Path: utzoo!attcan!utgpu!jarvis.csri.toronto.edu!mailrus!sharkey!itivax!dhw
From: dhw@itivax.iti.org (David H. West)
Newsgroups: comp.ai.neural-nets
Subject: Re: Back Propagation question... (follow up)
Message-ID: <1361@itivax.iti.org>
Date: 30 May 89 20:09:55 GMT
References: <226@cs.columbia.edu>
Reply-To: dhw@itivax.UUCP (David H. West)
Organization: Industrial Technology Institute
Lines: 24

In article <226@cs.columbia.edu> camargo@cs.columbia.edu (Francisco Camargo) writes:
]Hi there,
]| "dumping" (you mean "weighting") each change by 1/k, where k is the number
]| of the example (?) sounds really wierd, do you mean if you had four examples
]| in your training set changes from the fourth would be worth only a quarter
]| as much as changes from the second? surely you don't mean this!

]| tony plate

]My problem is that I can find any (theoretical) justification for the "online"
]method other that "Robins Monroe algorithm" (I may have misspelled his name, 
]for which I apologize, but I don't have my references near by). But then, the
]"dumping" factor is required for guaranteed convergence. I tried the "online"
]method and it does seem to perform better.

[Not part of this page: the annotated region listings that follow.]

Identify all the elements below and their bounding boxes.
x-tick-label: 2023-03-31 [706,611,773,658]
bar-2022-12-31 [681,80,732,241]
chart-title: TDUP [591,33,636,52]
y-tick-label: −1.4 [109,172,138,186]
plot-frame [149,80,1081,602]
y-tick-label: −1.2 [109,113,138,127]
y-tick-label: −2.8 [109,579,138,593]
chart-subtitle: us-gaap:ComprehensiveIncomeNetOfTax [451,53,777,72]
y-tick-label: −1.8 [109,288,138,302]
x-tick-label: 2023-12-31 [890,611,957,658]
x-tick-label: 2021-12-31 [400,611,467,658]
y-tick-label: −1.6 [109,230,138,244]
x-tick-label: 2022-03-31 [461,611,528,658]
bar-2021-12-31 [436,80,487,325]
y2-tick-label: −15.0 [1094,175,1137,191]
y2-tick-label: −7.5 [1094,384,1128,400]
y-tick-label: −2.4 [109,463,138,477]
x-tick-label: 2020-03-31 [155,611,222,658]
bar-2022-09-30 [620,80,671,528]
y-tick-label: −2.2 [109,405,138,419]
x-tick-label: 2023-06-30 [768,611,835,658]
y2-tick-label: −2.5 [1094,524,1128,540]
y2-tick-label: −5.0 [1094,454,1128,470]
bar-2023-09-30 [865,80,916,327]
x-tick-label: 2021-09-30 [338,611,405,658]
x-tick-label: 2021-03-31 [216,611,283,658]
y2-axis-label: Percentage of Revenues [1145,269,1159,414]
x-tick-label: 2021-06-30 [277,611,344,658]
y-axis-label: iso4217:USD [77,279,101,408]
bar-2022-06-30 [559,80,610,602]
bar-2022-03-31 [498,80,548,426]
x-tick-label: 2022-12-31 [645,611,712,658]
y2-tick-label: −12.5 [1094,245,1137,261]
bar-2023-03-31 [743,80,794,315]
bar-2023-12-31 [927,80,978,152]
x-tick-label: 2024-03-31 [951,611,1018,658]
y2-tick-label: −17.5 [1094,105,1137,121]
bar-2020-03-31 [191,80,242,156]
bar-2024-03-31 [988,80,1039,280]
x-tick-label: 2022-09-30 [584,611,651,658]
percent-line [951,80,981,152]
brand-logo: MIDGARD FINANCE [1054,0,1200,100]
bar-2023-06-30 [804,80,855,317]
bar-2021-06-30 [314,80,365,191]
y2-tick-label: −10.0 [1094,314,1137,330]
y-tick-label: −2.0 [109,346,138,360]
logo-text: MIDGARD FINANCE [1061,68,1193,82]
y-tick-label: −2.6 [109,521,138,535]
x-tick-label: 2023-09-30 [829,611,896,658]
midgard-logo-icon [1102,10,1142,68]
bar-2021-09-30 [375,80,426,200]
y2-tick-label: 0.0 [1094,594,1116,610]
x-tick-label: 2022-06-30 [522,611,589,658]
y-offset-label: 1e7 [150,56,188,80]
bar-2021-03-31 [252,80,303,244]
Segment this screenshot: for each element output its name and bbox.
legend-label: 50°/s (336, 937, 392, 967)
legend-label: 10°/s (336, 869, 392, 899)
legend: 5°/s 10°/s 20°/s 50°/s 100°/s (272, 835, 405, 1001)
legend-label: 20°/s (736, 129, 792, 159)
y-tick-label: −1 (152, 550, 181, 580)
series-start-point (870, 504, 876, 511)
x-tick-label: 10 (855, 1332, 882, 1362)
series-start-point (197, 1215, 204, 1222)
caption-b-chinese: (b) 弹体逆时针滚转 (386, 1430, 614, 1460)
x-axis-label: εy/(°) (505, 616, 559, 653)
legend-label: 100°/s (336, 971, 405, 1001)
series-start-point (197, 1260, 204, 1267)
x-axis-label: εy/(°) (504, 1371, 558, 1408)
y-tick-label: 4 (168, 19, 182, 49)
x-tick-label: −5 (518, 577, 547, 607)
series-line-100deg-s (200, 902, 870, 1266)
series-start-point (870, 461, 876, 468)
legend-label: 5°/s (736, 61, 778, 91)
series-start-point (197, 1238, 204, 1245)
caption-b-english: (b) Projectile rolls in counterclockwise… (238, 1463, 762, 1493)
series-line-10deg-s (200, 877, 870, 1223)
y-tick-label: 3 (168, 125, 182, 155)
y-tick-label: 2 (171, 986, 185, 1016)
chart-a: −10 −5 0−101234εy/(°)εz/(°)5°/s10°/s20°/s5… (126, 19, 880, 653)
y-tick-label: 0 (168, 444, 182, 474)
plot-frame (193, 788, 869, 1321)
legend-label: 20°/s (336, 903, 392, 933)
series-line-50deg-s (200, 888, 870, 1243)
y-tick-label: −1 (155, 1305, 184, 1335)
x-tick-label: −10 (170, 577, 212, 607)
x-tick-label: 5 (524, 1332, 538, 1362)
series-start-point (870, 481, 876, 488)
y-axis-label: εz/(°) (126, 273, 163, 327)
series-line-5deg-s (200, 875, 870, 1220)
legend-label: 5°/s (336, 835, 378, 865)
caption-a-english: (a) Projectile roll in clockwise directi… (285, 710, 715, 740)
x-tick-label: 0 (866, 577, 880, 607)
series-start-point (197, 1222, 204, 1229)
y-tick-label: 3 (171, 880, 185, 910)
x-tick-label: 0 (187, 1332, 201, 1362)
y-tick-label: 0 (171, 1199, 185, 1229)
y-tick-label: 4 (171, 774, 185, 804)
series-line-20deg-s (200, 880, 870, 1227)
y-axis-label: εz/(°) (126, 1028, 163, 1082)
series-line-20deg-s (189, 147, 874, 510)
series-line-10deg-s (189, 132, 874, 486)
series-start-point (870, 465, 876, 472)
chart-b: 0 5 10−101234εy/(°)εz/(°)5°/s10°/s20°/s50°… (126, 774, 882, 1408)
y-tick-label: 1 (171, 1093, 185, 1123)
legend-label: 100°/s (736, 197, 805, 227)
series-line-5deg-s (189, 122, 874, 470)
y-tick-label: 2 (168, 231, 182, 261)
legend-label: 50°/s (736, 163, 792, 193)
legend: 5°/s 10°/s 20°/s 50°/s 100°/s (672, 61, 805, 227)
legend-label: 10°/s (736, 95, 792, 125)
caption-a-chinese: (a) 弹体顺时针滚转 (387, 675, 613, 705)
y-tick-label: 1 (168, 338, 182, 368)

But, WHY does it work ? How come it
]converges so well (despite of making {a_k}=1) ?

]/Kiko.
]camargo@cs.columbia.edu

It's related to an old statistical hack for calculating the change
in the mean of a set of observations when another is added.  That 
formula takes 2 or 3 lines of algebra to derive, on a bad day.

-David       dhw@itivax.iti.org